Over several decades, Mr. Fitzpatrick was not just a prolific creator of mixed-media collages, drawings and paintings, he also was transformative as a gallery owner, poet, essayist, radio host, newspaper columnist, printmaker, and actor in film, television, and the stage. His greatest role was representing Chicago, primarily through his art, which he exhibited in the art world’s most prestigious institutions in North America, including the Art Institute of Chicago, the Metropolitan Museum of Art in New York, the Philadelphia Museum of Art, the Museum of Contemporary Art in Miami, and the Smithsonian American Art Museum in Washington. His work is also in the private collections of Martin Scorsese, Bill Gates, Lou Reed, Harrison Ford, among others.

“He was always very much a Chicago guy,” his brother, Kevin Fitzpatrick, told the Sun-Times. “He accepted it with all its blemishes and all its bruises. He saw the best in it. He would walk over and see nature in the Humboldt Park Lagoon. He would find the things he wanted in the city, and he defended it all the way to his death.”

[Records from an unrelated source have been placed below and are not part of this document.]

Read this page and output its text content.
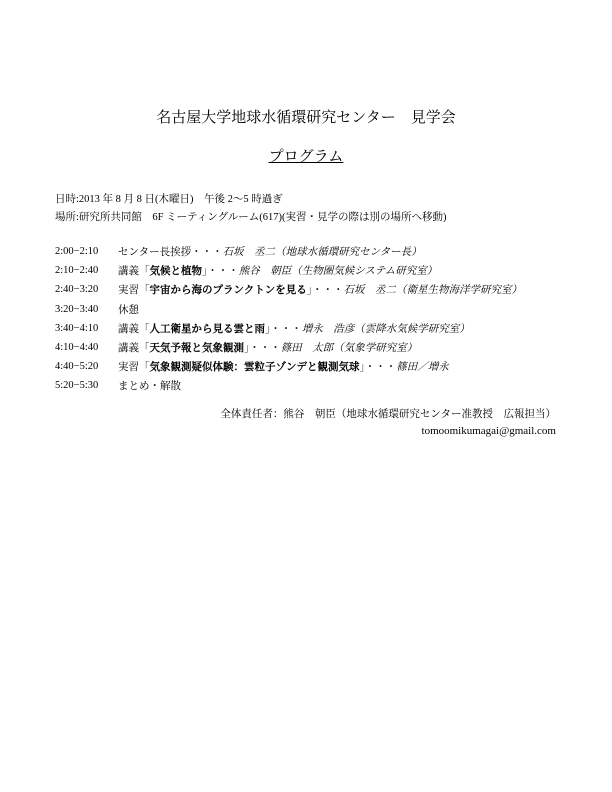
名古屋大学地球水循環研究センター　見学会
プログラム
日時:2013 年 8 月 8 日(木曜日)　午後 2～5 時過ぎ
場所:研究所共同館　6F ミーティングルーム(617)(実習・見学の際は別の場所へ移動)
2:00−2:10	センター長挨拶・・・石坂　丞二（地球水循環研究センター長）
2:10−2:40	講義「気候と植物」・・・熊谷　朝臣（生物圏気候システム研究室）
2:40−3:20	実習「宇宙から海のプランクトンを見る」・・・石坂　丞二（衛星生物海洋学研究室）
3:20−3:40	休憩
3:40−4:10	講義「人工衛星から見る雲と雨」・・・増永　浩彦（雲降水気候学研究室）
4:10−4:40	講義「天気予報と気象観測」・・・篠田　太郎（気象学研究室）
4:40−5:20	実習「気象観測疑似体験：雲粒子ゾンデと観測気球」・・・篠田／増永
5:20−5:30	まとめ・解散
全体責任者：熊谷　朝臣（地球水循環研究センター准教授　広報担当）
tomoomikumagai@gmail.com
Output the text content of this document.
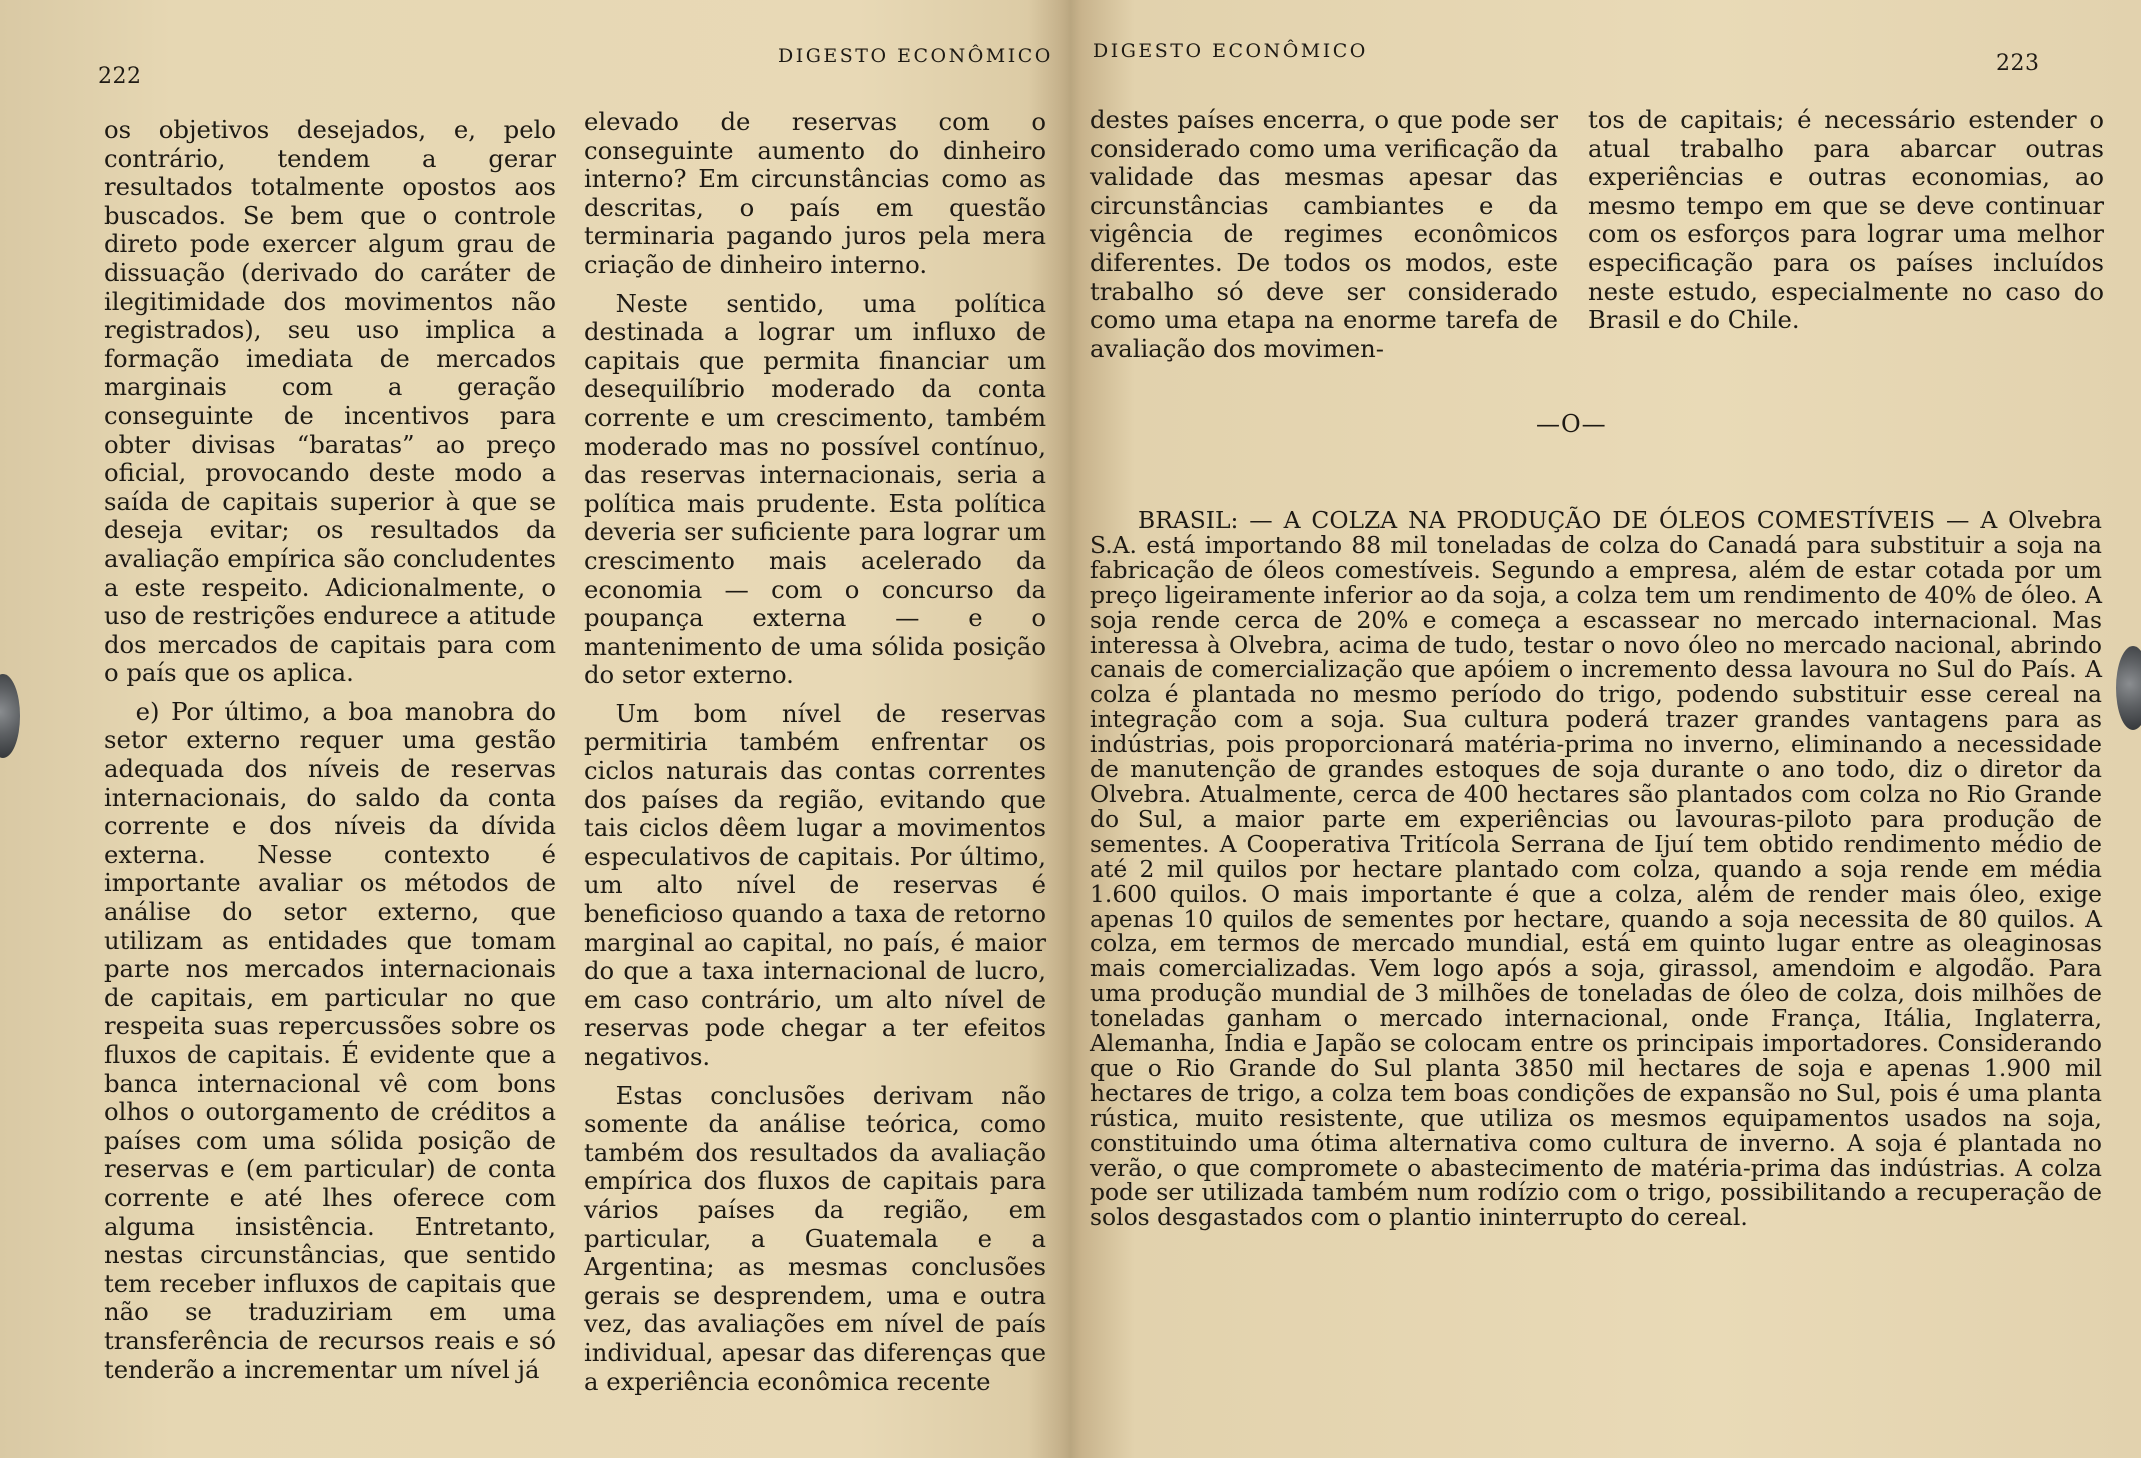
222
DIGESTO ECONÔMICO

os objetivos desejados, e, pelo contrário, tendem a gerar resultados totalmente opostos aos buscados. Se bem que o controle direto pode exercer algum grau de dissuação (derivado do caráter de ilegitimidade dos movimentos não registrados), seu uso implica a formação imediata de mercados marginais com a geração conseguinte de incentivos para obter divisas “baratas” ao preço oficial, provocando deste modo a saída de capitais superior à que se deseja evitar; os resultados da avaliação empírica são concludentes a este respeito. Adicionalmente, o uso de restrições endurece a atitude dos mercados de capitais para com o país que os aplica.

e) Por último, a boa manobra do setor externo requer uma gestão adequada dos níveis de reservas internacionais, do saldo da conta corrente e dos níveis da dívida externa. Nesse contexto é importante avaliar os métodos de análise do setor externo, que utilizam as entidades que tomam parte nos mercados internacionais de capitais, em particular no que respeita suas repercussões sobre os fluxos de capitais. É evidente que a banca internacional vê com bons olhos o outorgamento de créditos a países com uma sólida posição de reservas e (em particular) de conta corrente e até lhes oferece com alguma insistência. Entretanto, nestas circunstâncias, que sentido tem receber influxos de capitais que não se traduziriam em uma transferência de recursos reais e só tenderão a incrementar um nível já

elevado de reservas com o conseguinte aumento do dinheiro interno? Em circunstâncias como as descritas, o país em questão terminaria pagando juros pela mera criação de dinheiro interno.

Neste sentido, uma política destinada a lograr um influxo de capitais que permita financiar um desequilíbrio moderado da conta corrente e um crescimento, também moderado mas no possível contínuo, das reservas internacionais, seria a política mais prudente. Esta política deveria ser suficiente para lograr um crescimento mais acelerado da economia — com o concurso da poupança externa — e o mantenimento de uma sólida posição do setor externo.

Um bom nível de reservas permitiria também enfrentar os ciclos naturais das contas correntes dos países da região, evitando que tais ciclos dêem lugar a movimentos especulativos de capitais. Por último, um alto nível de reservas é beneficioso quando a taxa de retorno marginal ao capital, no país, é maior do que a taxa internacional de lucro, em caso contrário, um alto nível de reservas pode chegar a ter efeitos negativos.

Estas conclusões derivam não somente da análise teórica, como também dos resultados da avaliação empírica dos fluxos de capitais para vários países da região, em particular, a Guatemala e a Argentina; as mesmas conclusões gerais se desprendem, uma e outra vez, das avaliações em nível de país individual, apesar das diferenças que a experiência econômica recente

DIGESTO ECONÔMICO	223

destes países encerra, o que pode ser considerado como uma verificação da validade das mesmas apesar das circunstâncias cambiantes e da vigência de regimes econômicos diferentes. De todos os modos, este trabalho só deve ser considerado como uma etapa na enorme tarefa de avaliação dos movimen-

tos de capitais; é necessário estender o atual trabalho para abarcar outras experiências e outras economias, ao mesmo tempo em que se deve continuar com os esforços para lograr uma melhor especificação para os países incluídos neste estudo, especialmente no caso do Brasil e do Chile.

—O—
BRASIL: — A COLZA NA PRODUÇÃO DE ÓLEOS COMESTÍVEIS — A Olvebra S.A. está importando 88 mil toneladas de colza do Canadá para substituir a soja na fabricação de óleos comestíveis. Segundo a empresa, além de estar cotada por um preço ligeiramente inferior ao da soja, a colza tem um rendimento de 40% de óleo. A soja rende cerca de 20% e começa a escassear no mercado internacional. Mas interessa à Olvebra, acima de tudo, testar o novo óleo no mercado nacional, abrindo canais de comercialização que apóiem o incremento dessa lavoura no Sul do País. A colza é plantada no mesmo período do trigo, podendo substituir esse cereal na integração com a soja. Sua cultura poderá trazer grandes vantagens para as indústrias, pois proporcionará matéria-prima no inverno, eliminando a necessidade de manutenção de grandes estoques de soja durante o ano todo, diz o diretor da Olvebra. Atualmente, cerca de 400 hectares são plantados com colza no Rio Grande do Sul, a maior parte em experiências ou lavouras-piloto para produção de sementes. A Cooperativa Tritícola Serrana de Ijuí tem obtido rendimento médio de até 2 mil quilos por hectare plantado com colza, quando a soja rende em média 1.600 quilos. O mais importante é que a colza, além de render mais óleo, exige apenas 10 quilos de sementes por hectare, quando a soja necessita de 80 quilos. A colza, em termos de mercado mundial, está em quinto lugar entre as oleaginosas mais comercializadas. Vem logo após a soja, girassol, amendoim e algodão. Para uma produção mundial de 3 milhões de toneladas de óleo de colza, dois milhões de toneladas ganham o mercado internacional, onde França, Itália, Inglaterra, Alemanha, Índia e Japão se colocam entre os principais importadores. Considerando que o Rio Grande do Sul planta 3850 mil hectares de soja e apenas 1.900 mil hectares de trigo, a colza tem boas condições de expansão no Sul, pois é uma planta rústica, muito resistente, que utiliza os mesmos equipamentos usados na soja, constituindo uma ótima alternativa como cultura de inverno. A soja é plantada no verão, o que compromete o abastecimento de matéria-prima das indústrias. A colza pode ser utilizada também num rodízio com o trigo, possibilitando a recuperação de solos desgastados com o plantio ininterrupto do cereal.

His collages focused on things he loved during his suburban childhood: comic books, newspaper comic strips, dogs, boxing and baseball. Birds remained a consistent theme in his art throughout his life; in 2021 he told an interviewer that his fascination with birds and love of falconry originated from his grandmother, “who could not tell you a cardinal from a blue jay.”

“Every morning she’d toast a couple of pieces of bread, spread some jelly on it, chop it up and throw it out the back door to the birds. I’m one of eight kids, you know, and we never wasted food, and I’d say, ‘Why are you giving all our bread to the birds?’ She looks at me and says do me a favor and be quiet. Give your ears a chance for once. And she opens the window a little bit, and then I heard it. I heard swallows and red-winged blackbirds, mourning doves, and she said, ‘You know, birds are the first music the Irish ever had,’ and she said, ‘If you’re quiet and you watch, for a piece of bread you can hear God sing.’”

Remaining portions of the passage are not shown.